Empowering Automation

Over the next decade, manufacturers are expected to replace workers with industrial robots due to the latter’s falling cost, according to a report by Reuters in Feb 2015. In the US automotive sector for instance, the cost of deploying a spot-welding machine is US$8 per hour, compared to paying US$25 for a human operator. Robots currently carry out about 10 percent of manufacturing tasks that can be performed by machines. The Boston Consulting Group predicts that this will rise to about 25 percent by 2025. 

Need for vision

The production of vehicles is a complex task that involves the manufacture and assembly of various parts and components. From the external bodywork to intricate mechanisms like transmission assemblies, machine vision serves as ‘eyes’ for the robots that put them together.

Traditionally, manual labour is required for welding car side panels together. Metal sheet parts both big and small, must be loaded into the robotic welding cell with precision. After welding is complete, the number of welds and their locations are manually checked by visual inspection. Finally, an operator removes the side panel from the inspection station and places it into a transport frame. These manual handling and visual inspection operations have been difficult to automate. This was because there were challenges for a robot to locate the bulky side panels accurately enough, to pick them up.

With the help of a 3-D vision system however, automated racking, de-racking and inspection of side panels in a supply rack is now possible. The system locates part position, identifies part defects, and sends the data to the robot controller. The robot controller utilises this real-time data from the vision system to adapt the robot’s approach to the part’s position in 3-D space. One robot collects small parts from a component magazine. A second one then picks up large components from a transport rack. The two robots move to the welding station and place the parts in the correct positions on the turntable.
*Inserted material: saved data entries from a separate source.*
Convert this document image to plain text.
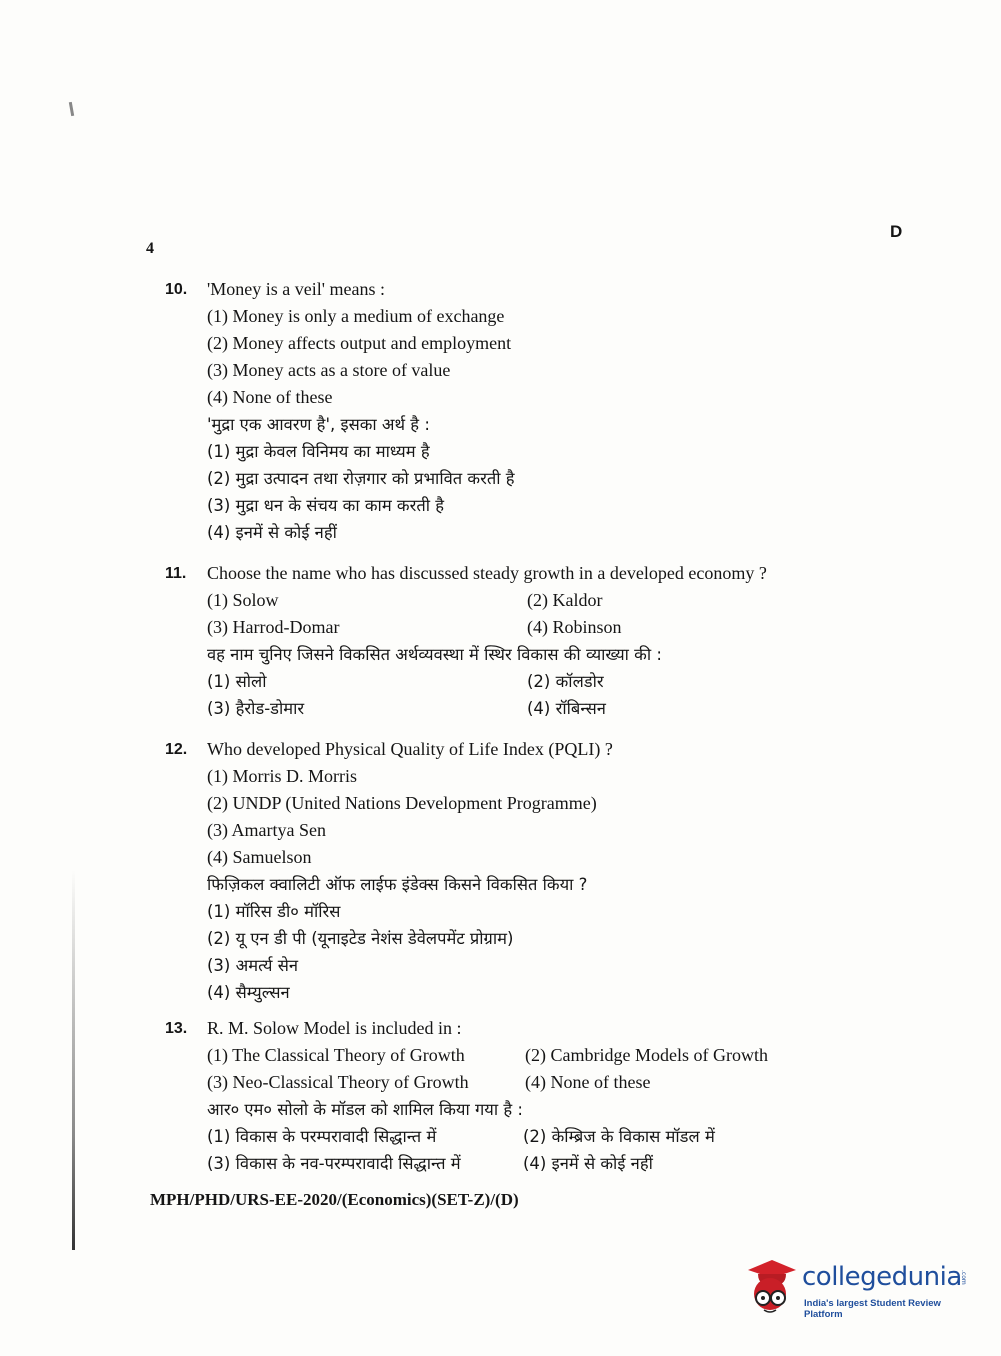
4
D
10. 'Money is a veil' means :
(1) Money is only a medium of exchange
(2) Money affects output and employment
(3) Money acts as a store of value
(4) None of these
'मुद्रा एक आवरण है', इसका अर्थ है :
(1) मुद्रा केवल विनिमय का माध्यम है
(2) मुद्रा उत्पादन तथा रोज़गार को प्रभावित करती है
(3) मुद्रा धन के संचय का काम करती है
(4) इनमें से कोई नहीं
11. Choose the name who has discussed steady growth in a developed economy ?
(1) Solow	(2) Kaldor
(3) Harrod-Domar	(4) Robinson
वह नाम चुनिए जिसने विकसित अर्थव्यवस्था में स्थिर विकास की व्याख्या की :
(1) सोलो	(2) कॉलडोर
(3) हैरोड-डोमार	(4) रॉबिन्सन
12. Who developed Physical Quality of Life Index (PQLI) ?
(1) Morris D. Morris
(2) UNDP (United Nations Development Programme)
(3) Amartya Sen
(4) Samuelson
फिज़िकल क्वालिटी ऑफ लाईफ इंडेक्स किसने विकसित किया ?
(1) मॉरिस डी० मॉरिस
(2) यू एन डी पी (यूनाइटेड नेशंस डेवेलपमेंट प्रोग्राम)
(3) अमर्त्य सेन
(4) सैम्युल्सन
13. R. M. Solow Model is included in :
(1) The Classical Theory of Growth	(2) Cambridge Models of Growth
(3) Neo-Classical Theory of Growth	(4) None of these
आर० एम० सोलो के मॉडल को शामिल किया गया है :
(1) विकास के परम्परावादी सिद्धान्त में	(2) केम्ब्रिज के विकास मॉडल में
(3) विकास के नव-परम्परावादी सिद्धान्त में	(4) इनमें से कोई नहीं
MPH/PHD/URS-EE-2020/(Economics)(SET-Z)/(D)
collegedunia
.com
India's largest Student Review Platform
Once the welding process is completed by the spot welding robot, the first and second robots inspect the spot welds using a camera. In this manner, the number, location and accuracy of the spot welds are accurately determined. Finally, the second robot removes the welded side panel from the welding station and delivers it to a transport frame.

Thorough checking

In the manufacture of automotive transmissions, assembly lines have to accommodate a variety of different parts. These include clutch packs, valve bodies carriers, constant velocity joints, seals, pistons and snap rings. Accuracy is vital, as a missing part or an assembly defect could impact vehicle performance and/or result in an accident. Each assembly step therefore, requires inspection to ensure that the correct parts have been used; and that they adhere to tolerance requirements.

To meet these needs, machine vision can be deployed to perform transmission assembly checks. The In-Sight vision system is equipped with powerful patented vision tools and does not require programming for configuration. Instead, it uses EasyBuilder, a graphical configuration environment that makes gauging, inspection, guidance and identification applications simple to set up and deploy. The vision system can be integrated into production line automation systems with ease.

Essential communications

Connectivity is essential in facilitating data sharing and supporting decision making. Networking allows the system to transmit pass/fail results to PCs for analysis, or for direct communication with Programmable Logic Controllers (PLCs). PatMax software is also used. With its advanced geometric pattern matching technology, parts can be reliably and accurately located. Even under extremely challenging conditions, the software can significantly reduce or eliminate the need for fixturing.

One major challenge in terms of vision system deployment however, is the conditions of the production environment. Oil, dust, moisture, and vibration are all variable factors that could affect the vision system’s performance. To deal with these issues, robust camera enclosures, periodic lens cleaning and the selection of high flex cables (if the camera is moving) may be required.

Fortunately, In-Sight vision systems are designed to operate in harsh industrial environments. They are housed in rugged die-cast aluminium cases, stainless steel enclosures and have sealed M12 connectors. These together with their IP67 and IP68 rated lens covers, allow the vision system withstand vibrations and to provide the necessary protection against dust and moisture.

Lightening the load

Manually torqueing lug nuts that attach a wheel to a Wheel Hub Assembly (WHA) is a usually a difficult manual operation. Nut runners are typically used to apply torque and tighten the nuts; and two wheels are completed in about 40 seconds. Since nut runners are normally heavy and large, this application has been challenging to automate. To further complicate matters, vehicles that are sent to the torquing area do not always arrive in the same positions; and the wheels are allowed to rotate and tilt.

With the help of machine vision however, robots are able to locate and fasten the nuts without any intervention by an operator. The vision system first determines the positions of the nuts in five different axes. PatMax pattern matching technology is then applied to quickly locate the wheel. A circle finder tool is utilised to precisely determine the location of the centre of the axle. A crosshair on each wheel is created by two laser lines and images of each crosshair are acquired from multiple angles.

The variance in positions of the two crosshairs is calculated to determine the angle at which the wheels are turned and tilted. Once this is achieved, the robot moves the nutrunner to tighten the nuts.